People always find it odd when I tell them how I grew up on a cat nip farm in Arizona. I tell them that a cat nip farm is really no different than any other working farm, no different than a dairy farm nor a cattle ranch. No different than a farm that grows apples in orchards nor oranges in groves. It’s just that our farm specialized in a peculiar crop - cat nip.

Of course, cat nip isn’t peculiar to my family. The Gimbels have been slangin’ nip in the desert for four generations and other than a few acres of Dogwood my father planted in the North 40 many years ago, that’s all we grow.

The subsequent line of questioning is usually pointed at the pets we reared.

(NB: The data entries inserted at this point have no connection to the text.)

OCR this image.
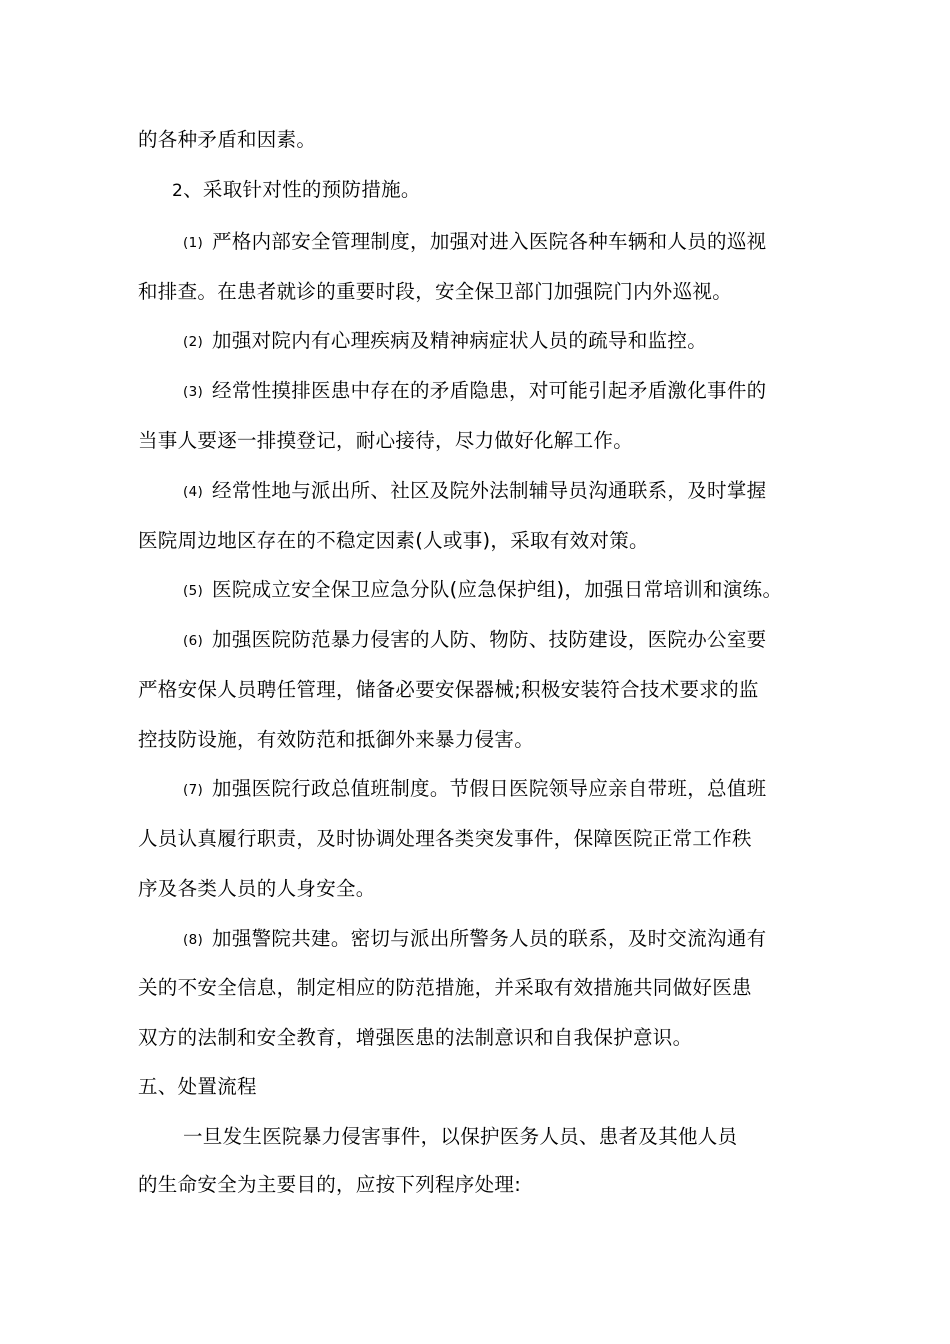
的各种矛盾和因素。
2、采取针对性的预防措施。
(1) 严格内部安全管理制度，加强对进入医院各种车辆和人员的巡视
和排查。在患者就诊的重要时段，安全保卫部门加强院门内外巡视。
(2) 加强对院内有心理疾病及精神病症状人员的疏导和监控。
(3) 经常性摸排医患中存在的矛盾隐患，对可能引起矛盾激化事件的
当事人要逐一排摸登记，耐心接待，尽力做好化解工作。
(4) 经常性地与派出所、社区及院外法制辅导员沟通联系，及时掌握
医院周边地区存在的不稳定因素(人或事)，采取有效对策。
(5) 医院成立安全保卫应急分队(应急保护组)，加强日常培训和演练。
(6) 加强医院防范暴力侵害的人防、物防、技防建设，医院办公室要
严格安保人员聘任管理，储备必要安保器械;积极安装符合技术要求的监
控技防设施，有效防范和抵御外来暴力侵害。
(7) 加强医院行政总值班制度。节假日医院领导应亲自带班，总值班
人员认真履行职责，及时协调处理各类突发事件，保障医院正常工作秩
序及各类人员的人身安全。
(8) 加强警院共建。密切与派出所警务人员的联系，及时交流沟通有
关的不安全信息，制定相应的防范措施，并采取有效措施共同做好医患
双方的法制和安全教育，增强医患的法制意识和自我保护意识。
五、处置流程
一旦发生医院暴力侵害事件，以保护医务人员、患者及其他人员
的生命安全为主要目的，应按下列程序处理:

“Was it a household full of cats?”

The answer to that would be 'no'. My father was a 'dog' man through and through. Big dogs in fact; Alaskan malamutes. The Sonoran Desert is an odd backdrop for an Alaskan malamute. One wouldn’t expect to see such a canine. Large and majestic with bushy, white and black two-toned fur; all the defining characteristics of a great wolf there among the saguaros and sage brush. One of our malamutes, named Caleb, once killed a neighbor’s pit bull when the dog jumped our fence and threatened several of the area children that my mom babysat back then to make ends meet. Caleb grabbed the terrier by the back of the neck and shook the dog ‘til it went limp and its body flailed with the trajectory of the attack.

That, however, is a different story altogether.